Pikulan sate kambing dibawanya berkeliling seputar wilayah
yang sekarang menjadi Perumnas Karawaci.
"Kalau dulu, masih sepi. Mobil cuma satu dua.
Jalan tol belon dibikin", kenang Wahab.


Lama berkeliling, suatu kali, Wahab mangkal di dekat
lampu merah Cimone.
Saat itu, penggemar satenya sudah lumayan banyak.
Hanya saja, jalan Imam Bonjol masih sangat sepi.
"Paling yang lewat cuma truk tanah", katanya.
Puluhan tahun, Wahab berjualan sate di situ.
Belakangan, ia menempati sepetak warung dari kayu dengan
kapasitas 3 meja kayu kecil di dalamnya.
Penggemar sate Wahab kala itu memang harus rela berjuang.
Mereka mengantri di luar kedai.

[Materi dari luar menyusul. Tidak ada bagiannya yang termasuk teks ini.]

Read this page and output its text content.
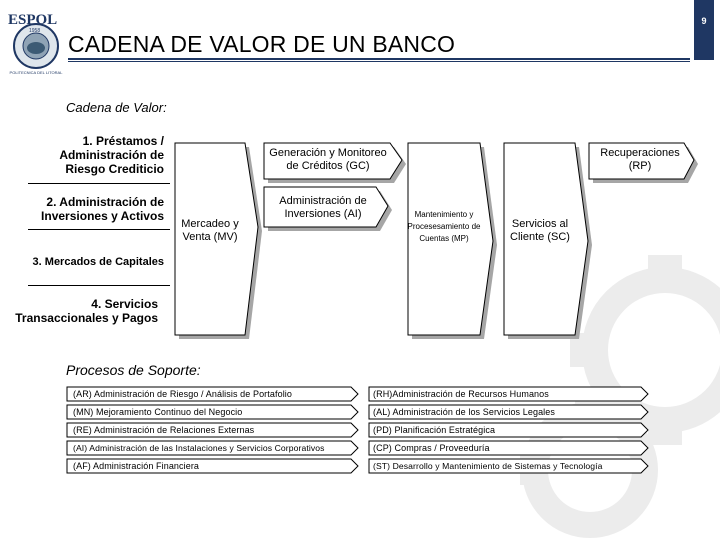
ESPOL
1958
POLITECNICA DEL LITORAL
9
CADENA DE VALOR DE UN BANCO
Cadena de Valor:
1. Préstamos / Administración de Riesgo Crediticio
2. Administración de Inversiones y Activos
3. Mercados de Capitales
4. Servicios Transaccionales y Pagos
Mercadeo y Venta (MV)
Generación y Monitoreo de Créditos (GC)
Administración de Inversiones (AI)	Mantenimiento y Procesesamiento de Cuentas (MP)
Recuperaciones (RP)
Servicios al Cliente (SC)
Procesos de Soporte:
(AR) Administración de Riesgo / Análisis de Portafolio
(MN) Mejoramiento Continuo del Negocio
(RE) Administración de Relaciones Externas
(AI) Administración de las Instalaciones y Servicios Corporativos
(AF) Administración Financiera
(RH)Administración de Recursos Humanos
(AL) Administración de los Servicios Legales
(PD) Planificación Estratégica
(CP) Compras / Proveeduría
(ST) Desarrollo y Mantenimiento de Sistemas y Tecnología
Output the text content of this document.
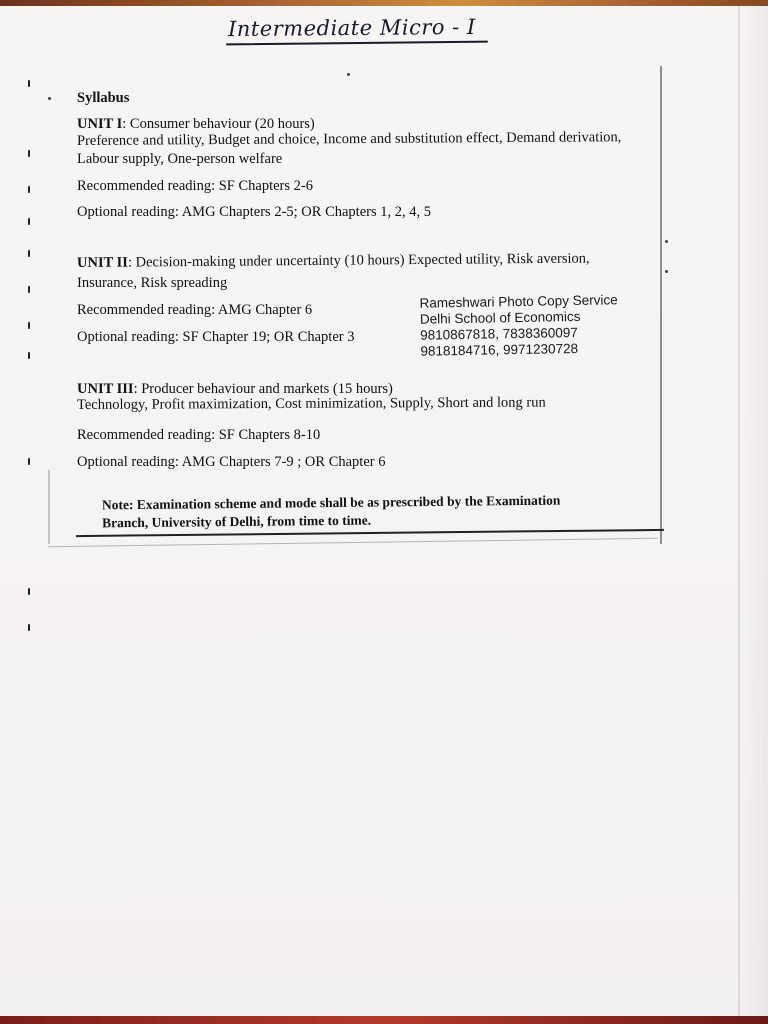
Intermediate Micro - I
Syllabus
UNIT I: Consumer behaviour (20 hours)
Preference and utility, Budget and choice, Income and substitution effect, Demand derivation,
Labour supply, One-person welfare
Recommended reading: SF Chapters 2-6
Optional reading: AMG Chapters 2-5; OR Chapters 1, 2, 4, 5
UNIT II: Decision-making under uncertainty (10 hours) Expected utility, Risk aversion,
Insurance, Risk spreading
Recommended reading: AMG Chapter 6
Optional reading: SF Chapter 19; OR Chapter 3
UNIT III: Producer behaviour and markets (15 hours)
Technology, Profit maximization, Cost minimization, Supply, Short and long run
Recommended reading: SF Chapters 8-10
Optional reading: AMG Chapters 7-9 ; OR Chapter 6
Rameshwari Photo Copy Service
Delhi School of Economics
9810867818, 7838360097
9818184716, 9971230728
Note: Examination scheme and mode shall be as prescribed by the Examination
Branch, University of Delhi, from time to time.
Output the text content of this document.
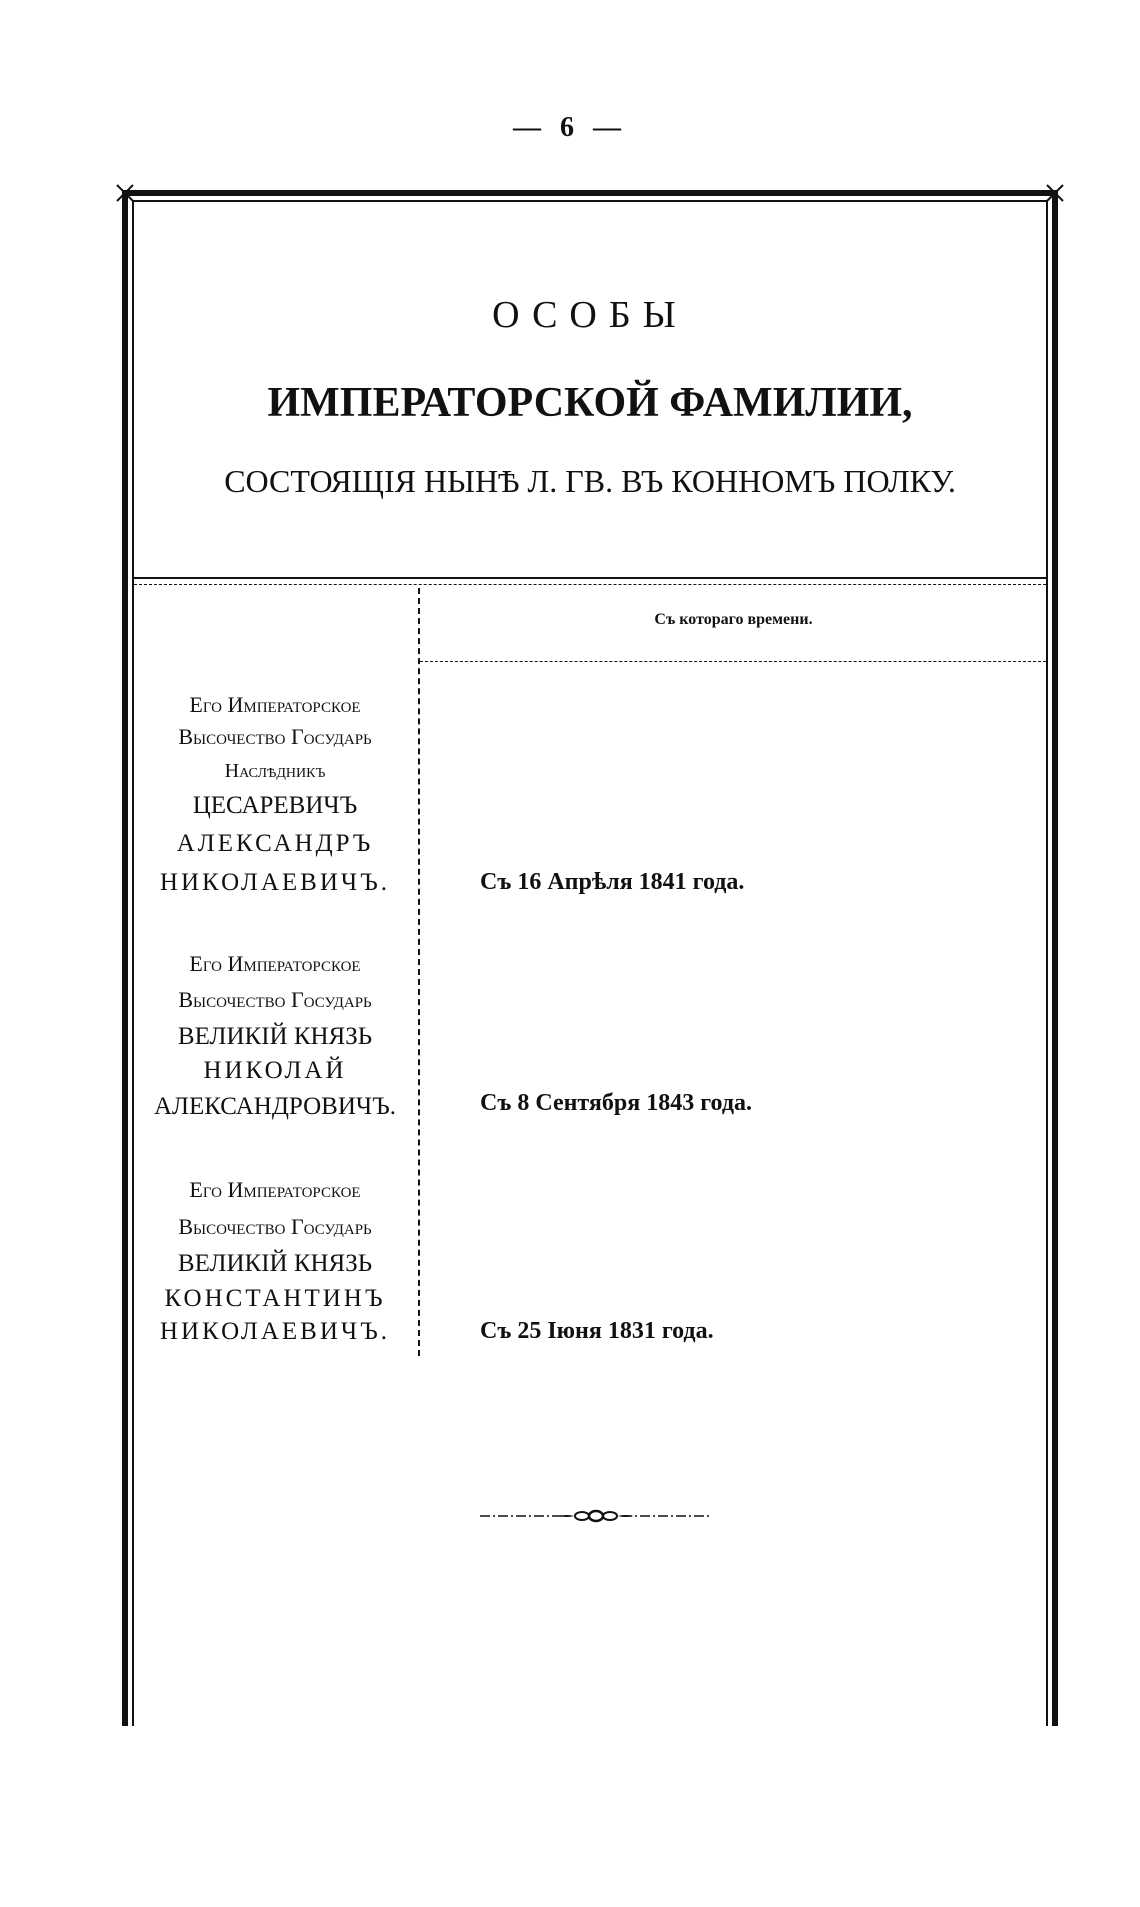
— 6 —
ОСОБЫ
ИМПЕРАТОРСКОЙ ФАМИЛИИ,
СОСТОЯЩІЯ НЫНѢ Л. ГВ. ВЪ КОННОМЪ ПОЛКУ.
Съ котораго времени.
Его Императорское
Высочество Государь
Наслѣдникъ
ЦЕСАРЕВИЧЪ
АЛЕКСАНДРЪ
НИКОЛАЕВИЧЪ.	Съ 16 Апрѣля 1841 года.
Его Императорское
Высочество Государь
ВЕЛИКІЙ КНЯЗЬ
НИКОЛАЙ
АЛЕКСАНДРОВИЧЪ.	Съ 8 Сентября 1843 года.
Его Императорское
Высочество Государь
ВЕЛИКІЙ КНЯЗЬ
КОНСТАНТИНЪ
НИКОЛАЕВИЧЪ.	Съ 25 Іюня 1831 года.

Belum lagi, parkir mobil
di situ sangat sulit karena lokasinya dekat dengan traffic light
yang padat.


Nah, bulan puasa 2005 lalu, Wahab berhasil memboyong
kedai miliknya ke rumah yang lebih permanen.
Kedai barunya ini mampu menampung sekitar 40 orang
sekaligus. Ruangannya juga masih lapang, meski serbuan asap
memang tidak terelakkan.
"Lebih enak, sekarang parkirnya lebih gampang", tutur Wahab


Setelah bakaran daging matang, kembali lagi si kambing
mendarat di atas talenan kayu.
Suara pisau pemotong pun nyaring terdengar.
Dengan segera, daging dan jerohan matang tadi menjadi
irisan kecil, porsi sekali suap.



Kedai Sate Bang Wahab
Jalan Imam Bonjol No. 47
Tangerang

12 comments:

  1. Huaaa Oom pa kabar si Bang Wahab :) dah lama bangeeet gak makan di sana :( jadi pengen sate kambingnya yang enak ama sopnya hiks...ntar Des mudik kesana ah :))

    ReplyDelete

  2. hallo Yunita,
    Happy Birthday yah,
    sayang jauh di Belanda,
    kalau dekat ditraktir sate Wahab sama saya,he3.

    ReplyDelete
  3. Hallo Oom,
    Ma kasih yaa buat ucapannya :)
    Hahaha bisa kok ntar traktirnya Desember aja yaa hihihi

    ReplyDelete
  4. woaaaaah..... mau banget.... kayaknya yummy sekali deh....
    salam manis untuk Bang Wahab ya Pak... :)

    ReplyDelete
  5. Wah ini deket tapi saya belum pernah coba :D btw jadi inget pertama kali menginjakkan kaki ke Karawaci taon 94, semua masih tanah merah dan cuma ada bangunan beberapa. Sekarang Karawaci, Perumnas dan Tangerang uda banyak berubah...

    ReplyDelete

  6. bang Wahab bukanya jam 3 sore, sekitar jam 14.30 biasanya
    orang udah pada nunggu duduk2 didalam warung satenya yang
    dulu sempit sekali (yang sekarang sih udah leluasa).
    dulu makan disitu serba salah, kalau kita datang telat bisa
    sakit ati berdiri lama ngeliatin orang pada asyik makan sate,
    nah kalau udah giliran kita makan juga engga enak ati - siapa
    yang enak sih kalau makan sambil ditongkrongin tamu lain
    yang berdiri dibelakang kita sambil ngeliatin kita makan, hehehe.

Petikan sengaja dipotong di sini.